I’m between a rock and a hard place, never got an education and never been able to work or keep a job but not disabled enough for benefits, first half of my life battling the job centre and taking jobs I knew I couldn’t do and being immediately fired never had a friend or life and have no pension. My parents supported me on and off and now I’m married and we struggle financially because he has support me without help and he works out all the bills and stuff I don’t understand but suiside has always been my plan b for when I can’t do it anymore or I have to go back to looking for work or don’t have him for whatever reason and no parents.
I would love to have the support of those who are slightly more disabled than me.
I was also a late diagnosed because my parents didn’t believe in labels. Now 42.

I fully agree. My son is autistic, but most people would never guess. I'm almost definitely autistic but I mask really well and have a brilliant job/ life (though I do find everything hard and struggle sometimes behind the scenes). I am a world apart from someone who can't look after themselves and I think it undermines the struggles of people who need constant help to categorise me and them in the same way.

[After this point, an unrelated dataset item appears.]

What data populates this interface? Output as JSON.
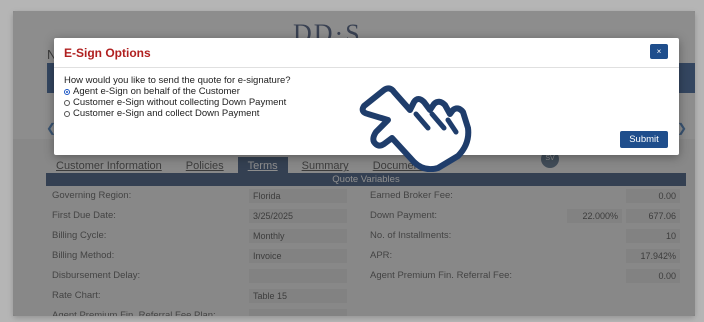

It’s funny, because from my point of view social media has the opposite effect- I’ve had nothing but targeted ads suggesting that I have adhd and profiles of mid life women coming to terms with their diagnosis. Absolutely zilch coming my way to state that it’s over diagnosed. This has also been the experience of my peers and there are multiple media articles describing this phenomenon.

Totally agree with this.

I haven't read the thread but agree the diagnosis needs to be sorted. I have worked in education specialising in asd for over 20 years.I come from a family with the gene and many of us (including me) are on the spectrum. I strongly believe the issue is ignoring the co morbidity of asd and the effects asd has on other conditions. ASD and learning difficulties is different from asd with executive function difficulties, asd with global delay, asd with anxiety etc. My asd was missed for years as family members asd came along with other health issues but diagnosis seems to stop at asd. Working in education i still come across so many professionals who doubt diagnosis when the young person appears to be coping well.

And still it is under diagnosed as per the research done by the NHS and experts in the field. The report is there for you to read.